Serbia: Vucic declares election victory, voter turnout 49 percent

TANJUG/Zoran Žestić

Aleksandar Vucic, Serbia's President, said his Serbian Progressive Party (SNS) won some two million votes on Sunday and added that no one ever had that result in the country, N1 reported.

 After declaring the victory, he said that in forming a new government will be formed with people from the lists that did not pass the three percent threshold.

Asked by an N1 reporter was the new parliament without the opposition, the one he wanted, he said he was only interested in the list he headed.

Vucic denied that SPS hid behind his name. “I'm the least respectable and the most attacked man whose family members are criminals, as people at your television (N1) had been saying. But, people did not trust you.”

“We won everywhere where we were losing, in every place, abroad, overwhelmingly, in Republika Srpska (a Serb-dominated entity in Bosnia and Herzegovina) we won 90 percent of the votes,” Vucic told reporters in the SNS headquarter, receiving loud applause from the party officials.

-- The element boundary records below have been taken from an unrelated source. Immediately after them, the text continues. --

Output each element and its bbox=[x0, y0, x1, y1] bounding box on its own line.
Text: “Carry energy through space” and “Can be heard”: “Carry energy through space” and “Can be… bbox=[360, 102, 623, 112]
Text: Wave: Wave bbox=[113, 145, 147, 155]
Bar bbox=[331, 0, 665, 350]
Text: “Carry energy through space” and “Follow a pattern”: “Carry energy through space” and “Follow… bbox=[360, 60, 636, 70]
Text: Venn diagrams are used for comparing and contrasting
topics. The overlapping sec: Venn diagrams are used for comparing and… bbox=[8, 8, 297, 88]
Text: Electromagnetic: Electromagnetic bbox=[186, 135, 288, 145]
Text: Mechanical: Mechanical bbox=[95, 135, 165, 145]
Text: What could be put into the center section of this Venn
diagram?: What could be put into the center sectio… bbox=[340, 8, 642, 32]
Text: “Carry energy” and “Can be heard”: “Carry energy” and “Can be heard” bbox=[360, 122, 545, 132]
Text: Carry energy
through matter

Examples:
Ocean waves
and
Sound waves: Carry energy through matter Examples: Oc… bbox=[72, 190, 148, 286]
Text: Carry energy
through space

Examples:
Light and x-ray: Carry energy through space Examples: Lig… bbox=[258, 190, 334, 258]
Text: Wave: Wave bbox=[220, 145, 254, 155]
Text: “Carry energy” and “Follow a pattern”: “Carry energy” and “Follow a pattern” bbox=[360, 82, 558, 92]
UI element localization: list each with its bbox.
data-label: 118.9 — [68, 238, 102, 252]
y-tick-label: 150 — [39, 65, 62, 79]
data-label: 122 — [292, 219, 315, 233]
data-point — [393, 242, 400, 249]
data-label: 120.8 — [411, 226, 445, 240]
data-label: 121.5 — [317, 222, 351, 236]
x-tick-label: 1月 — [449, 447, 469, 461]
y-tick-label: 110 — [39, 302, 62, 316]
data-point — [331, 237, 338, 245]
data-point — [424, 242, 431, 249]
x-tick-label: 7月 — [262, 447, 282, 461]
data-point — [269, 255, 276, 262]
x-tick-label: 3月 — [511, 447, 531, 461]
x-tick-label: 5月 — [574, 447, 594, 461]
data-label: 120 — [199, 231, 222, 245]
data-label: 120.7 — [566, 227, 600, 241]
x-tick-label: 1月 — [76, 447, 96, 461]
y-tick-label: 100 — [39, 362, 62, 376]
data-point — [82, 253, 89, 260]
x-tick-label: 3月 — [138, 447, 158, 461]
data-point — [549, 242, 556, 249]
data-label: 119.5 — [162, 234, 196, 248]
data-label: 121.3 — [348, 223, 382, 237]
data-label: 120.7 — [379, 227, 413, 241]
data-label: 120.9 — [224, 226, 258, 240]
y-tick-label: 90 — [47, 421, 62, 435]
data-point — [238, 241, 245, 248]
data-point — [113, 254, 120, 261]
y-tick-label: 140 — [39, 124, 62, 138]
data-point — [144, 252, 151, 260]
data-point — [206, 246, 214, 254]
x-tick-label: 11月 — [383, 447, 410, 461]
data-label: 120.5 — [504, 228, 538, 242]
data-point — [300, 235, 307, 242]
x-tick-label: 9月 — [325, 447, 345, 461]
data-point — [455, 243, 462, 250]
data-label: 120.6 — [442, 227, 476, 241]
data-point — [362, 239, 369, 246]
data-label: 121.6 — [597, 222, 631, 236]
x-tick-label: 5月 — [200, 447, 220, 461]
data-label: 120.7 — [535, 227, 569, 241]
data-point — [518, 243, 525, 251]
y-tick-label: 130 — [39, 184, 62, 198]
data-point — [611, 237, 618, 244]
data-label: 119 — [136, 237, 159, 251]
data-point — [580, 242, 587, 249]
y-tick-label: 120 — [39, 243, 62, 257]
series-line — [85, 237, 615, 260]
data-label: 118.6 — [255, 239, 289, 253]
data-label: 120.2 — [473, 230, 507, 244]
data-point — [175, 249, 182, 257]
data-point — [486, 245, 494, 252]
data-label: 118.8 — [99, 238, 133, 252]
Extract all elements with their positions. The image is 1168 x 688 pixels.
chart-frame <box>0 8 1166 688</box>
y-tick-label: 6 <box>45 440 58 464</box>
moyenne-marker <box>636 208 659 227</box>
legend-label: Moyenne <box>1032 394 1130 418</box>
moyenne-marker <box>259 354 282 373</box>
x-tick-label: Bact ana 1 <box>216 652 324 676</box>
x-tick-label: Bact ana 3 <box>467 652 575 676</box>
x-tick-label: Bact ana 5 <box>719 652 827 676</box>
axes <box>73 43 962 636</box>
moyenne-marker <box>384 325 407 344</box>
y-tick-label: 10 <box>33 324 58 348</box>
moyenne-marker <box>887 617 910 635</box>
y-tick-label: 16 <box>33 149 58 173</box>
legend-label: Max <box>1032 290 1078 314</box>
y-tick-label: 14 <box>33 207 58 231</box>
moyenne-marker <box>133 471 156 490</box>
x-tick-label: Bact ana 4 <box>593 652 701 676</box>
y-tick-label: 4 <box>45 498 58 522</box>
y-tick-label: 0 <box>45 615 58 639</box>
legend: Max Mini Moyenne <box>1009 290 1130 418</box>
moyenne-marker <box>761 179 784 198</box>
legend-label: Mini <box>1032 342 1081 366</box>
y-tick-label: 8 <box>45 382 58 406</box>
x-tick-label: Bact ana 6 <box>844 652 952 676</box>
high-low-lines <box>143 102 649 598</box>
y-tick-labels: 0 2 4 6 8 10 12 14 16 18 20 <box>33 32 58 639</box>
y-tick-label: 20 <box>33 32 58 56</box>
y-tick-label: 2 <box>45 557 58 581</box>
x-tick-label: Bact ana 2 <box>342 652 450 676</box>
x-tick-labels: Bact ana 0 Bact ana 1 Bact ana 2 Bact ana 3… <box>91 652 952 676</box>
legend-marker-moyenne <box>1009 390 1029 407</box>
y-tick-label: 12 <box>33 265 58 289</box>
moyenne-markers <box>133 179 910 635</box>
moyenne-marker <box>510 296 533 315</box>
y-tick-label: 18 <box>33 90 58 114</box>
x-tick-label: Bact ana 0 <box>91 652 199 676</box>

SNS officials celebrated the victory with trumpet music and Serbia's national dance.

TANJUG/Zoran Žestić

 Vucic added that Serbia would have to work “faster, more powerfully and stronger” on its way to the European Union.

“We have to continue with reforms, but not by fawning to those who fuss about everything. We will safeguard the friends who were with us when it was difficult during the coronavirus epidemic,” Vucic said in an apparent reference to the West and China and Russia respectively.

In the meantime, independent observers said the turnout was 49 percent, while SNS said it was 50.2 percent.    

Olivér Várhelyi, European Commissioner for Neighbourhood and Enlargement, tweeted Sunday was an important day for Serbia and was looking forward to working with a new government.